This project was made possible by a generous grant from Stanford University and the mentorship of Professor Robert Dawson.

Introduction by Irene Hsu

This is the age of the modern journey. "Travel" is split to two genres: one of convenience, in which bypassed landscapes recede into unwieldy acreage, inconvenient roads are scraps sliced out of navigation—and one of romance, with all assumed worldliness through encountered dinner tables, sidewalks, handshakes. But the inescapable existences spread between destinations—neon motel vacancies, stark shadows of convenience diners, decayed signage—these are the very indices of journey that systems of airports, high-speed rails and rideshare hurry to subtract.

Across California is Jack Takahashi's unflinching gaze at journey as not only the time that must elapse from A to B, but the ribbon of asphalt between, rebuffing enchantment. During the summer of 2016, Takahashi drove the 600-mile route of El Camino Real, capturing from the edges of highway the enterprisal, architectural and natural landscape so defined by this road. These are the glowing laundromats, the bar walls struck florescent green. The American flag hung by "SALINAS SELF-STORAGE." The vastness and vacancy—schoolyard, tennis court—held in diorama. The signs of semantic certainty, for "[GA]S," "MINI [MART]" and "SPEEDY GOURMET." A wooden utility pole bare in parched valley.

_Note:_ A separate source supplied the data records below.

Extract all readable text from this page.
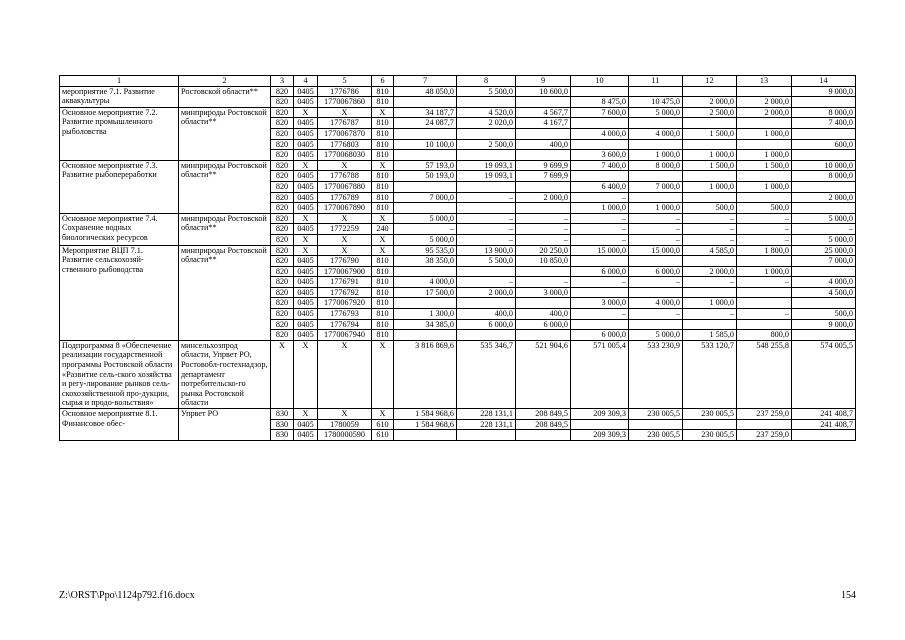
1	2	3	4	5	6	7	8	9	10	11	12	13	14
мероприятие 7.1. Развитие аквакультуры	Ростовской области**	820	0405	1776786	810	48 050,0	5 500,0	10 600,0					9 000,0
		820	0405	1770067860	810				8 475,0	10 475,0	2 000,0	2 000,0	
Основное мероприятие 7.2. Развитие промышленного рыболовства	минприроды Ростовской области**	820	Х	Х	Х	34 187,7	4 520,0	4 567,7	7 600,0	5 000,0	2 500,0	2 000,0	8 000,0
		820	0405	1776787	810	24 087,7	2 020,0	4 167,7					7 400,0
		820	0405	1770067870	810				4 000,0	4 000,0	1 500,0	1 000,0	
		820	0405	1776803	810	10 100,0	2 500,0	400,0					600,0
		820	0405	1770068030	810				3 600,0	1 000,0	1 000,0	1 000,0	
Основное мероприятие 7.3. Развитие рыбопереработки	минприроды Ростовской области**	820	Х	Х	Х	57 193,0	19 093,1	9 699,9	7 400,0	8 000,0	1 500,0	1 500,0	10 000,0
		820	0405	1776788	810	50 193,0	19 093,1	7 699,9					8 000,0
		820	0405	1770067880	810				6 400,0	7 000,0	1 000,0	1 000,0	
		820	0405	1776789	810	7 000,0	–	2 000,0	–				2 000,0
		820	0405	1770067890	810				1 000,0	1 000,0	500,0	500,0	
Основное мероприятие 7.4. Сохранение водных биологических ресурсов	минприроды Ростовской области**	820	Х	Х	Х	5 000,0	–	–	–	–	–	–	5 000,0
		820	0405	1772259	240	–	–	–	–	–	–	–	–
		820	Х	Х	Х	5 000,0	–	–	–	–	–	–	5 000,0
Мероприятие ВЦП 7.1. Развитие сельскохозяй-ственного рыбоводства	минприроды Ростовской области**	820	Х	Х	Х	95 535,0	13 900,0	20 250,0	15 000,0	15 000,0	4 585,0	1 800,0	25 000,0
		820	0405	1776790	810	38 350,0	5 500,0	10 850,0					7 000,0
		820	0405	1770067900	810				6 000,0	6 000,0	2 000,0	1 000,0	
		820	0405	1776791	810	4 000,0	–	–	–	–	–	–	4 000,0
		820	0405	1776792	810	17 500,0	2 000,0	3 000,0					4 500,0
		820	0405	1770067920	810				3 000,0	4 000,0	1 000,0		
		820	0405	1776793	810	1 300,0	400,0	400,0	–	–	–	–	500,0
		820	0405	1776794	810	34 385,0	6 000,0	6 000,0					9 000,0
		820	0405	1770067940	810				6 000,0	5 000,0	1 585,0	800,0	
Подпрограмма 8 «Обеспечение реализации государственной программы Ростовской области «Развитие сель-ского хозяйства и регу-лирование рынков сель-скохозяйственной про-дукции, сырья и продо-вольствия»	минсельхозпрод области, Упрвет РО, Ростовобл-гостехнадзор, департамент потребительско-го рынка Ростовской области	Х	Х	Х	Х	3 816 869,6	535 346,7	521 904,6	571 005,4	533 230,9	533 120,7	548 255,8	574 005,5
Основное мероприятие 8.1. Финансовое обес-	Упрвет РО	830	Х	Х	Х	1 584 968,6	228 131,1	208 849,5	209 309,3	230 005,5	230 005,5	237 259,0	241 408,7
		830	0405	1780059	610	1 584 968,6	228 131,1	208 849,5					241 408,7
		830	0405	1780000590	610				209 309,3	230 005,5	230 005,5	237 259,0	
Z:\ORST\Ppo\1124p792.f16.docx	154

These are the startling stretches of cattle, of RVs stacked to the horizon, of a broad, bright sea. Of checkerboard-square-windows, red-rusted trusses, of car-corpse processions. Of noontime shadows, peeled-paint curbs, of fussed palm trees.

No longer the direct route to all 21 Spanish missions along the coast of California, the King's Highway is instead an arrangement of emptied establishments and plots of farmland. But the landscape along the highway is simultaneously an attempt to reclaim its ties to journey and, on the other hand, an effort to stake out new identity separate from the transience so characteristic of journey. Pulled from streaked car-window-sightsee and into pastel-toned frames, these pictures de-romanticizing movement, and so lay bare patterns of transition, of stasis and decay.

But it would be myopic to mistake stasis, decay, for drudgery. The lyricism of El Camino is staked upon the very patterns in journey, as only from pattern may oddities emerge. Somewhere, at the cross of highways, a curled bell grazes the road. Somewhere, among a bridge’s steel lattice, a red hammock nestles its tiny dreamer.